Still playing hooky and never having actually thrown the ball in gym class, he gets dressed and pretends to have hurt himself there and asks her to take him to the doctor.  Because he has to waste other people's time as well.  She scolds him for interacting with anything more dangerous than oxygen molecules, and frankly he deserves it.  Same with the ridicule he gets in school when he goes back.  Betty scolds him too, and when he makes another bad joke by telling the truth, she's amused at how bad it is.

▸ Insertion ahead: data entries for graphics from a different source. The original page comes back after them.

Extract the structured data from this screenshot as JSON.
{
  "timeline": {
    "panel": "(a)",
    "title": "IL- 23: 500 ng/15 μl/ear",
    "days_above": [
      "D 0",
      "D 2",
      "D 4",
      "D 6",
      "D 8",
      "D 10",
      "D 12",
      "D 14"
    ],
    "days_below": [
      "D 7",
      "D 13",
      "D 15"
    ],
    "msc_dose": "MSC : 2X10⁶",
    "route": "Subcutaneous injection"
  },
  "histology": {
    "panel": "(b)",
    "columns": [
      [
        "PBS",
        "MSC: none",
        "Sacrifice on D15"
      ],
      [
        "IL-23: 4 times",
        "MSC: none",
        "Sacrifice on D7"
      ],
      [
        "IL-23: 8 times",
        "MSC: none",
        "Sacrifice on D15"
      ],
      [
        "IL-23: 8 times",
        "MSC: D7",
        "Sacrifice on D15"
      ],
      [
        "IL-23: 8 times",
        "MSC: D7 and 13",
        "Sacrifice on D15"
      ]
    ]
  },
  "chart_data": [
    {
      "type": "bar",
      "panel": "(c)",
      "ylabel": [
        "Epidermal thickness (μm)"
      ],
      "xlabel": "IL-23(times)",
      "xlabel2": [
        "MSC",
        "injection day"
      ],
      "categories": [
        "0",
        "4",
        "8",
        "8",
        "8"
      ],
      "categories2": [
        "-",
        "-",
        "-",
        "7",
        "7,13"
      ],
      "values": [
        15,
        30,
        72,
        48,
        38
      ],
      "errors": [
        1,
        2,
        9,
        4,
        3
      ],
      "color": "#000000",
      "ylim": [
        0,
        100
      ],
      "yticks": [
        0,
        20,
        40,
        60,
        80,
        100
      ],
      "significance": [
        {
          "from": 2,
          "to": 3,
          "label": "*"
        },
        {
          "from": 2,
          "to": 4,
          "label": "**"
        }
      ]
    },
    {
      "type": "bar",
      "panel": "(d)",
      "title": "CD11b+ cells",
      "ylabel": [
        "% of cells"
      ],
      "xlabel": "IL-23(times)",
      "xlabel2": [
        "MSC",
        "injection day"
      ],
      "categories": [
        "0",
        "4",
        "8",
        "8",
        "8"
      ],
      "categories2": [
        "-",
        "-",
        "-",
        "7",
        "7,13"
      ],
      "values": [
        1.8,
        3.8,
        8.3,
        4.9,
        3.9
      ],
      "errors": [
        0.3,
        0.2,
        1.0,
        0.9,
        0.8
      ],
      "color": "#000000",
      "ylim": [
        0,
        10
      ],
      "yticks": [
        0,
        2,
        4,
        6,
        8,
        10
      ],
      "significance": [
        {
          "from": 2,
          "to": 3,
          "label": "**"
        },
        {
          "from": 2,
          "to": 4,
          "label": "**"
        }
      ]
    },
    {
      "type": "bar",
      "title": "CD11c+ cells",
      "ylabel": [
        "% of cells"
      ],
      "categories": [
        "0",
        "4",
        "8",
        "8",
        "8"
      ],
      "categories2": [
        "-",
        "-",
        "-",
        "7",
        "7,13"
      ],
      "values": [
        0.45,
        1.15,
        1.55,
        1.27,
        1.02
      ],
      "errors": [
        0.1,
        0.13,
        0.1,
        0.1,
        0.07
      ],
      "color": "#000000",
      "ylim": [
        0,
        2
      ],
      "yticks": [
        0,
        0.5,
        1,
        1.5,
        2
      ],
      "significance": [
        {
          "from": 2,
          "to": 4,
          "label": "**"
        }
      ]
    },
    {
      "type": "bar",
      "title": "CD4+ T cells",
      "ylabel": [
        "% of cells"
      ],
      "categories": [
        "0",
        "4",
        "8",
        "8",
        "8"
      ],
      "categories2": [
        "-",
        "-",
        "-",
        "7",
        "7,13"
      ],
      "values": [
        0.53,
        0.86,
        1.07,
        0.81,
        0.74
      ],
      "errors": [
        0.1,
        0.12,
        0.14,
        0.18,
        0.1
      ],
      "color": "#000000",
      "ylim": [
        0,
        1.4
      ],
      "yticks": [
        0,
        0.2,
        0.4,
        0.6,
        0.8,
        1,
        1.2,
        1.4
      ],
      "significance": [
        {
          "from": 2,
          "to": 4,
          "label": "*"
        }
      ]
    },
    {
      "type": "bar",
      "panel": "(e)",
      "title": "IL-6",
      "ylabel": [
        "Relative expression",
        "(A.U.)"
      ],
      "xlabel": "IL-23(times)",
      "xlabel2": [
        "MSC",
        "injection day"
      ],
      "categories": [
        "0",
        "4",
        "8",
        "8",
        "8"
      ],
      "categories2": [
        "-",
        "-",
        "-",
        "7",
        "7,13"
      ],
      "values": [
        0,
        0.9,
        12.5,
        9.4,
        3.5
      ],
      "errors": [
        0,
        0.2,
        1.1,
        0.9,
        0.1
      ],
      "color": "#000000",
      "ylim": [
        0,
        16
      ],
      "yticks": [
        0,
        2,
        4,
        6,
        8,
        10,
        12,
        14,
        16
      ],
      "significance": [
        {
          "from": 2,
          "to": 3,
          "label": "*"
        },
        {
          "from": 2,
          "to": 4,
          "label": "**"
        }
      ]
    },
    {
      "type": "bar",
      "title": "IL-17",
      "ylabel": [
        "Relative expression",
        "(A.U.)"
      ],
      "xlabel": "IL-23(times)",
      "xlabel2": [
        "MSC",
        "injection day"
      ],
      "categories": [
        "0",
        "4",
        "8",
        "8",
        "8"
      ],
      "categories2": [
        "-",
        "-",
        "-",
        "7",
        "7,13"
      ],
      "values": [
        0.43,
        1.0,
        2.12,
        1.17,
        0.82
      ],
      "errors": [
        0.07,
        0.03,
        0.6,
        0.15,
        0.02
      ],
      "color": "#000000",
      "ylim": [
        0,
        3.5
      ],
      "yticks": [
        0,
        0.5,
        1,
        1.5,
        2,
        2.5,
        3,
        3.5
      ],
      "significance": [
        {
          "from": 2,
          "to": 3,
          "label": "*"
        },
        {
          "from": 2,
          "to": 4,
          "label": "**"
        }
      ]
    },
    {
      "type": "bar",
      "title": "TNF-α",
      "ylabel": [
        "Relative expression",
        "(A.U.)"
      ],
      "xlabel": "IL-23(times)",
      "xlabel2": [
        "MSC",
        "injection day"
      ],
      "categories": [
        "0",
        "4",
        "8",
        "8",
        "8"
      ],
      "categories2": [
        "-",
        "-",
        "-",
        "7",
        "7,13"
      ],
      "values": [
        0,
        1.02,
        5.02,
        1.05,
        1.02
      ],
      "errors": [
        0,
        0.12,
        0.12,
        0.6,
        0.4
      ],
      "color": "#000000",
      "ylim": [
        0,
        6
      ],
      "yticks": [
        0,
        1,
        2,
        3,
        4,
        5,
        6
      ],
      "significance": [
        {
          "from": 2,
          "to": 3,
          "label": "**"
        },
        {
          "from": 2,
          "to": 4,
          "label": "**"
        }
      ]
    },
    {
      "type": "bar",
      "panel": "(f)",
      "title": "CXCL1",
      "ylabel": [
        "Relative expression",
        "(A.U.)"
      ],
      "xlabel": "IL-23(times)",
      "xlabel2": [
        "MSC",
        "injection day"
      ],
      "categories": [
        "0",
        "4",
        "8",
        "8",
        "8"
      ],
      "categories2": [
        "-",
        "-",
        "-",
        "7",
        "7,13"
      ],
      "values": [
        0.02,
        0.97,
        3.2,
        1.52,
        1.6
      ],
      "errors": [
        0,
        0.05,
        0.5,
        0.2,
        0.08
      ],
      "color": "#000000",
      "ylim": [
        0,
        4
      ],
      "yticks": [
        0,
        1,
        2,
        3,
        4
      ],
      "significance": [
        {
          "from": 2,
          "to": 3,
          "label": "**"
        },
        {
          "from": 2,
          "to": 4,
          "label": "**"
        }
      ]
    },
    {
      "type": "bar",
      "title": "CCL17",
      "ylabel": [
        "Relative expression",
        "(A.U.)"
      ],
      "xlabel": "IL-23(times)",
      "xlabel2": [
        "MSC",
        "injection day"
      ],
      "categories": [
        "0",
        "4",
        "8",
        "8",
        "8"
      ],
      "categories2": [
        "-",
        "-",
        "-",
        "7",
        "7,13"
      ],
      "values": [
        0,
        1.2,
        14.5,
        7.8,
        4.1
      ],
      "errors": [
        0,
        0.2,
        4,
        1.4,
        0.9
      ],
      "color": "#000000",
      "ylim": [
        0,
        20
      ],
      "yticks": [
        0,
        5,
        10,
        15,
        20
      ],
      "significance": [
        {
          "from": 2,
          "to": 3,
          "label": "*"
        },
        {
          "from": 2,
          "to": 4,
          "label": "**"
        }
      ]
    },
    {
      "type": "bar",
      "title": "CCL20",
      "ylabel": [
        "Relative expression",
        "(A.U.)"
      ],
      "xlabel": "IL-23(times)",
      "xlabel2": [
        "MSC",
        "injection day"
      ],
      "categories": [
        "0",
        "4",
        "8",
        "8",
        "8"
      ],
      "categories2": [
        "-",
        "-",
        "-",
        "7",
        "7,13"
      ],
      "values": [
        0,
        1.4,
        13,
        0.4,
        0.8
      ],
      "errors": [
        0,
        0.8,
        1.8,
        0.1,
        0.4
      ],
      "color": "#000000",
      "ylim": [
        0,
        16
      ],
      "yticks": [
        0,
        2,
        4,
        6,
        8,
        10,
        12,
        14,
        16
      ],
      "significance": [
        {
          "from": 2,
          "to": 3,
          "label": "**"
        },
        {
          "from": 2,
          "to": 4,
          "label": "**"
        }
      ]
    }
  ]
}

The comic continues to waste our time still, but at least the humor gets a lot better.  After cleaning his costume while hiding at the exact same hideout as last time, The Vulture bursts in on Peter and Jameson arguing over the price of his shitty photography and tries to rob Jameson.  Of course Peter can't rescue Jameson, especially with his injury, but he really doesn't need to.  Jameson refuses to give The Vulture anything but a screaming match and the two are on equal terms as far as throwing hot air at each other goes.

Peter goes into a conveniently empty room--hey Jameson, if your so concerned about money, stop renting out space you don't need--and goes out the window, along the side of the building, and into through the window where The Vulture and Jameson are still arguing, as if he's some Looney Tunes character.  And then  the comic is pretty much over as The Vulture flies off through various part of the newspaper publishing building and out the window and Spider-Man chases after him.  The dialogue is hammier than a pig farm, and it wobbles you're supposed to put on Benny Him music while you read.
"I still don't know how hands work!"--Artist

That's it.  Except for all the pages that are still needed to waster our time, the comic is over.  The Vulture decides to just do what he did last time and try to drop Spider-Man from extremely high up where he can't snag webbing on anything to stop his fall.  Spider-Man sprays webbing in The Vulture's face, repeats his parachute gag from his first comic, snags webbing on a building anyway, and he and Jameson yell at each other before Spider-Man gets annoyed and webs up Jameson's mouth, causing him to panic over lack of air.  While he takes comfort in another human being nearly dying from asphyxiation, he and Betty spend a page hitting on each other and starting a creepy romance as Peter is underage still.

"Will you throw me under the bus or will a villain throw me off a bridge?"

This comic originally cost 25 cents and I'd feel ripped off paying that much for it today.

Even for these panels.


Someone got their fetish all over my Spider-Man.